Tout comme David Bowie fut un jour l’homme qui venait d’ailleurs, « The Next Day » est aujourd’hui l’album qui arrive de nulle part. Qu’on juge : Bowie réapparaît le jour de ses 66 ans avec un single surprise et l’annonce d’un nouvel album, alors qu’il était donné pour décati ou mourant (un ami d’ami dut même, il y a quelques années, réaliser de toute urgence sa nécrologie vidéo). Une résurrection si parfaitement orchestrée qu’elle a fait défaillir de joie la planète des fans. Il n’empêche, le double axiome – Bowie est vivant / il fait de la musique – est un non-évènement, et on en trouve des traces évidentes sur « The Next Day ».
A quand remonte le dernier grand disque de Bowie ? « Heroes » (je m’avance). A quand remonte son dernier bon disque ? « White Tie / Black Noise » (je récidive). A quand remonte son dernier disque correct ? « Heathen » (je conclus). Dans cette rétro-chronologie du bon, si « The Next Day » ne détrône pas « Heathen », il le talonne. Bien plus convaincant que « Hours » et « Reality », il démarre sur les chapeaux de roue avec le morceau-titre qui plastronne joliment sur sa montée martiale, et trouve dès le second, le reptilien/narquois « Dirty Boys », un climax qui ne sera jamais démenti par la suite – loin d’être infamante par ailleurs. Le problème majeur réside en une production tellement du grand soir alliée à des musiciens tellement professionnels qu’ils brident tout et ajoutent à l’auto-muséification du Maître (privé de Marguerite) se citant/pastichant sans compter. Le plus flagrant reste l’intro à la batterie du sublimissime « Five Years » collée sans nécessité sur le final patapouf de « You Feel So Lonesome You Could Die », mais on peut aussi flairer Ziggy dans « Valentine’s Day », et les sueurs autoroutières de « I’m Deranged » (sa dernière grande chanson) sur « If You Can See Me ».

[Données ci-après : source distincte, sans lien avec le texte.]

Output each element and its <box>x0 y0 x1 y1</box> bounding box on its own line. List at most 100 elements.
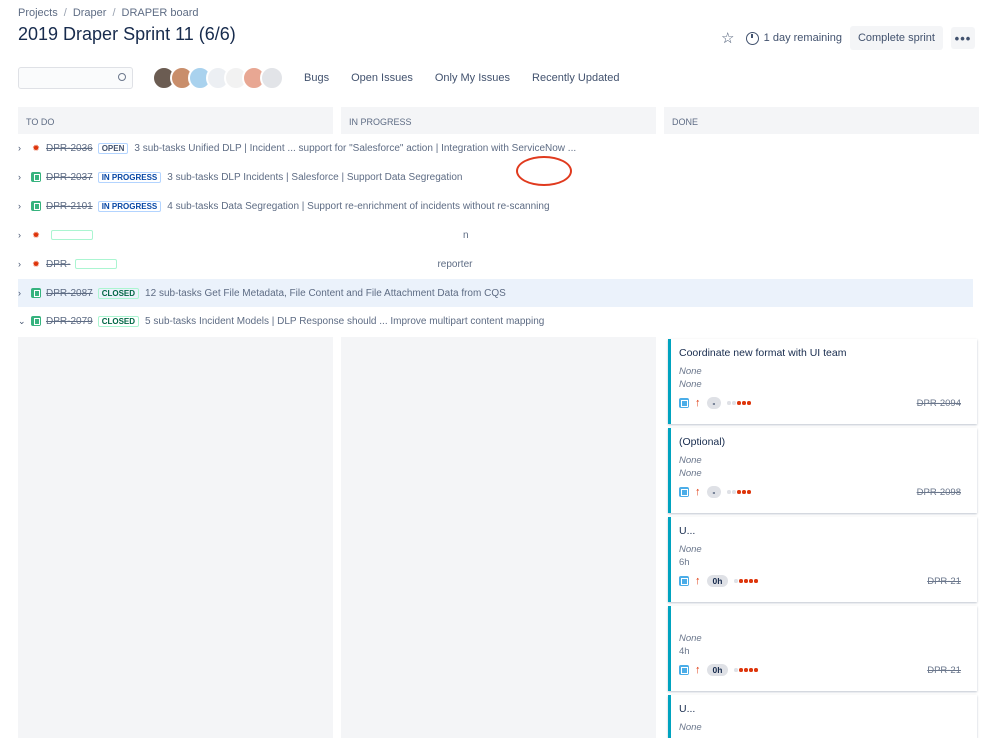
chevron-right-icon[interactable]: › <box>18 259 28 269</box>
priority-highest-icon: ↑ <box>695 664 701 676</box>
days-in-column-icon <box>727 401 751 405</box>
subtask-icon <box>679 398 689 408</box>
card-meta: None <box>679 544 702 555</box>
chevron-right-icon[interactable]: › <box>18 230 28 240</box>
star-icon[interactable]: ☆ <box>718 29 738 47</box>
header-actions: ☆ 1 day remaining Complete sprint ••• <box>718 26 975 50</box>
swimlane-row[interactable]: › DPR-2101 IN PROGRESS 4 sub-tasks Data … <box>18 193 973 219</box>
column-header-todo: TO DO <box>18 107 333 134</box>
filter-only-my-issues[interactable]: Only My Issues <box>435 72 510 84</box>
issue-card[interactable]: (Optional) None None ↑ - DPR-2098 <box>668 428 977 513</box>
column-header-done: DONE <box>664 107 979 134</box>
search-icon <box>118 73 126 81</box>
estimate-badge: - <box>706 397 722 409</box>
annotation-circle <box>516 156 572 186</box>
column-header-in-progress: IN PROGRESS <box>341 107 656 134</box>
chevron-down-icon[interactable]: ⌄ <box>18 316 28 327</box>
card-title <box>679 614 969 628</box>
filter-open-issues[interactable]: Open Issues <box>351 72 413 84</box>
story-icon <box>31 316 41 326</box>
card-key[interactable]: DPR-21 <box>927 665 961 676</box>
column-body-todo <box>18 337 333 738</box>
card-key[interactable]: DPR-2094 <box>917 398 961 409</box>
card-title: Coordinate new format with UI team <box>679 347 847 359</box>
search-input[interactable] <box>18 67 133 89</box>
issue-key[interactable]: DPR-2079 <box>46 316 93 327</box>
more-actions-button[interactable]: ••• <box>951 27 975 49</box>
swimlane-row[interactable]: › ✹ DPR- reporter <box>18 251 973 277</box>
card-meta: None <box>679 633 702 644</box>
page-title: 2019 Draper Sprint 11 (6/6) <box>18 24 236 44</box>
bug-icon: ✹ <box>32 230 40 240</box>
issue-key[interactable]: DPR- <box>46 259 70 270</box>
card-meta: None <box>679 722 702 733</box>
card-key[interactable]: DPR-2098 <box>917 487 961 498</box>
days-in-column-icon <box>734 668 758 672</box>
card-title: (Optional) <box>679 436 726 448</box>
card-title: U... <box>679 703 696 715</box>
remaining-label: 1 day remaining <box>763 32 842 44</box>
priority-highest-icon: ↑ <box>695 486 701 498</box>
status-badge: OPEN <box>97 142 129 154</box>
swimlane-row[interactable]: › DPR-2037 IN PROGRESS 3 sub-tasks DLP I… <box>18 164 973 190</box>
story-icon <box>31 288 41 298</box>
days-in-column-icon <box>734 579 758 583</box>
issue-card[interactable]: None 4h ↑ 0h DPR-21 <box>668 606 977 691</box>
status-badge: IN PROGRESS <box>97 171 162 183</box>
card-key[interactable]: DPR-21 <box>927 576 961 587</box>
card-meta: None <box>679 455 702 466</box>
breadcrumb-projects[interactable]: Projects <box>18 7 58 19</box>
status-badge: IN PROGRESS <box>97 200 162 212</box>
issue-key[interactable]: DPR-2036 <box>46 143 93 154</box>
status-badge: CLOSED <box>97 315 140 327</box>
issue-card[interactable]: U... None 6h ↑ 0h DPR-21 <box>668 517 977 602</box>
status-badge: CLOSED <box>97 287 140 299</box>
filter-recently-updated[interactable]: Recently Updated <box>532 72 619 84</box>
swimlane-row[interactable]: › ✹ DPR-2036 OPEN 3 sub-tasks Unified DL… <box>18 135 973 161</box>
issue-card[interactable]: Coordinate new format with UI team None … <box>668 339 977 424</box>
avatar[interactable] <box>260 66 284 90</box>
subtask-icon <box>679 576 689 586</box>
card-meta: None <box>679 366 702 377</box>
story-icon <box>31 201 41 211</box>
breadcrumb-draper[interactable]: Draper <box>73 7 107 19</box>
sprint-remaining: 1 day remaining <box>745 31 842 45</box>
card-footer: ↑ 0h DPR-21 <box>679 575 969 587</box>
issue-card[interactable]: U... None <box>668 695 977 738</box>
filter-bugs[interactable]: Bugs <box>304 72 329 84</box>
card-footer: ↑ 0h DPR-21 <box>679 664 969 676</box>
card-meta: 6h <box>679 557 690 568</box>
issue-key[interactable]: DPR-2087 <box>46 288 93 299</box>
breadcrumb: Projects / Draper / DRAPER board <box>18 7 199 19</box>
swimlane-row[interactable]: ⌄ DPR-2079 CLOSED 5 sub-tasks Incident M… <box>18 308 973 334</box>
issue-summary: 3 sub-tasks Unified DLP | Incident ... s… <box>134 142 577 154</box>
estimate-badge: 0h <box>706 575 729 587</box>
breadcrumb-separator: / <box>112 7 116 19</box>
issue-summary: 12 sub-tasks Get File Metadata, File Con… <box>145 287 506 299</box>
filter-bar: Bugs Open Issues Only My Issues Recently… <box>18 66 619 90</box>
priority-highest-icon: ↑ <box>695 575 701 587</box>
complete-sprint-button[interactable]: Complete sprint <box>849 26 943 50</box>
issue-key[interactable]: DPR-2037 <box>46 172 93 183</box>
avatar-group <box>152 66 284 90</box>
issue-summary: n <box>463 229 469 241</box>
issue-key[interactable]: DPR-2101 <box>46 201 93 212</box>
chevron-right-icon[interactable]: › <box>18 143 28 153</box>
story-icon <box>31 172 41 182</box>
swimlane-row[interactable]: › DPR-2087 CLOSED 12 sub-tasks Get File … <box>18 279 973 307</box>
bug-icon: ✹ <box>32 259 40 269</box>
status-badge <box>51 230 93 240</box>
chevron-right-icon[interactable]: › <box>18 201 28 211</box>
issue-summary: 4 sub-tasks Data Segregation | Support r… <box>167 200 550 212</box>
subtask-icon <box>679 487 689 497</box>
card-footer: ↑ - DPR-2098 <box>679 486 969 498</box>
chevron-right-icon[interactable]: › <box>18 288 28 298</box>
chevron-right-icon[interactable]: › <box>18 172 28 182</box>
status-badge <box>75 259 118 269</box>
breadcrumb-board[interactable]: DRAPER board <box>122 7 199 19</box>
issue-summary: 5 sub-tasks Incident Models | DLP Respon… <box>145 315 545 327</box>
quick-filters: Bugs Open Issues Only My Issues Recently… <box>304 72 619 84</box>
estimate-badge: 0h <box>706 664 729 676</box>
swimlane-row[interactable]: › ✹ n <box>18 222 973 248</box>
issue-summary: reporter <box>437 258 473 270</box>
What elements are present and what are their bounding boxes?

« The Next Day » ressemble donc à une sorte de Bowieland lustré de très près, où rien ne manque, quitte à surligner (« Heat » martelant son influence walkerienne). On sent à cet endroit, comme un remords face à la misanthropie terminale des récents Scott Walker. Il suffit de comparer « Epizootics! », presque single (en tout cas clippé) de « Bish Bosch » avec « Where are we now ? », qui orchestra la réapparition bowiesque, pour juger du gouffre séparant les deux musiciens : visions de pourritures démentes et déconstruites contre muzak fripouille à « candle in the wind » intégrée. Un monde – et si le Walker est irrespirable sur la longueur, on prend ses aises un peu trop facilement avec le Bowie qui ne vise qu’à une séduction rétrospective. Même la pochette auto-détournée et la noirceur généralisée des paroles semble capitaliser sur l’Epée de Damoclès – mort, dernier masque de l’annihilation – comme un argument marketing : « Aimez Bowie avant qu’il ne soit trop tard ! ». Bon, on s’y exerce et on y arrive en partie, n’étant aussi – en plus de tout ce qu’on a dit, hein ? – ces guitares à laideur grassouillette qui hérissent plus qu’occasionnellement. Mais soyons une fois poreux à la sincérité et l’amour qui irriguent les créations des grands créateurs (pour ne rien dire des petits ou des micro-). Si le premier mérite de « The Next Day » est d’exister, le second est d’être digne. Pour le coup, ça nous suffira.